October 30 – December 18
Through his assemblages, collages, drawings, mixed-media paintings, sculptures, architectural projects, experimental films, and noise music, Shinro Ohtake (b. 1955) has carried out a sustained interrogation of contemporary cultural production and its modes of circulation and reception.
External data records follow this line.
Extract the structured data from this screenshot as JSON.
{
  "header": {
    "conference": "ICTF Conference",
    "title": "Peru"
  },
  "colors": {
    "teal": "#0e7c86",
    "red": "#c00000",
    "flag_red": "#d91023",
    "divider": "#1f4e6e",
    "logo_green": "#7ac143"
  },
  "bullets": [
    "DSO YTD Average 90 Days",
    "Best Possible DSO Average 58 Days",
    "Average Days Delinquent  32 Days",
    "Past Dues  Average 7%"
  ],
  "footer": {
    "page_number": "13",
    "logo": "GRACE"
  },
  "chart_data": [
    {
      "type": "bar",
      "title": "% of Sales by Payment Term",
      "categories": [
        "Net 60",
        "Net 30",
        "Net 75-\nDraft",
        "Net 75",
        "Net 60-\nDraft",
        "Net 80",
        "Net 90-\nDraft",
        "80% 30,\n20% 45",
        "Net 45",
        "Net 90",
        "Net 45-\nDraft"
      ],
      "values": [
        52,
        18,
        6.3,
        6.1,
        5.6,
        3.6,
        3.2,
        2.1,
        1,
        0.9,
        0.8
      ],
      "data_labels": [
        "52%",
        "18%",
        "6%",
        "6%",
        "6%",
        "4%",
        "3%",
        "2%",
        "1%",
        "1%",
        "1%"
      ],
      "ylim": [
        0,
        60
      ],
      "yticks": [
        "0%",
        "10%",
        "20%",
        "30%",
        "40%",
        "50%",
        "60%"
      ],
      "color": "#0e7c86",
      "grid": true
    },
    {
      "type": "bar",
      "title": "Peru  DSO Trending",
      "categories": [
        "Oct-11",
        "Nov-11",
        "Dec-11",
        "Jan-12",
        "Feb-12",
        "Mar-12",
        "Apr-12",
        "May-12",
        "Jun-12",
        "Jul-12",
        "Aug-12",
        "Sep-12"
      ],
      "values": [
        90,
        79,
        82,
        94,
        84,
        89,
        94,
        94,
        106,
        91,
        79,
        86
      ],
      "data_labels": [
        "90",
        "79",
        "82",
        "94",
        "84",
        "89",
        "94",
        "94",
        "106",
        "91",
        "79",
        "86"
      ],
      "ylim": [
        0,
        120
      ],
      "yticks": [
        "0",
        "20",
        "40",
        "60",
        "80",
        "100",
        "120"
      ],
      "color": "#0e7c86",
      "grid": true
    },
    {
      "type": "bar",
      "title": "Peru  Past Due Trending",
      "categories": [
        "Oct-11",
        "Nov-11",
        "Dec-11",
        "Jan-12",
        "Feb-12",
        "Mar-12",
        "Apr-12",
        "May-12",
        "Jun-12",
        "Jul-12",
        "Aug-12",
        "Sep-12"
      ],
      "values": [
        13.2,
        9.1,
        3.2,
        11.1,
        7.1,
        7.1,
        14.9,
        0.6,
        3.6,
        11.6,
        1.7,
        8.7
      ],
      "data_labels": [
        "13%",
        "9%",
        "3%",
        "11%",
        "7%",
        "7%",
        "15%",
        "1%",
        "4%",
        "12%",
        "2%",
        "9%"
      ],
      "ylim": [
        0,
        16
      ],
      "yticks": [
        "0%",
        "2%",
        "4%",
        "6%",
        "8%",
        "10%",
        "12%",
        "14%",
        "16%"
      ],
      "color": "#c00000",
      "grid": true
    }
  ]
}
The formal engine of Ohtake’s practice is his ongoing “Scrapbooks” project, begun in 1977, in which scraps of ephemera and found materials are pasted into dense, quasi-sculptural books that also function as archival repositories of the artist’s world. Made with thick accretions of oil paint mixed with marble powder, sand, gravel, and other materials, and incorporating three-dimensional structures, Ohtake’s newest series, “Mnemoscape”—pieces from which will be on view in this exhibition—is driven by a search for what he refers to as “the scenes that remain at the end of memory.” Changing appearance according to the surrounding light and the viewer’s perspective, the works shift between flat painting, receding vitrine, and projecting architectural model. They identify the point where the limits of preservation prompt creative invention.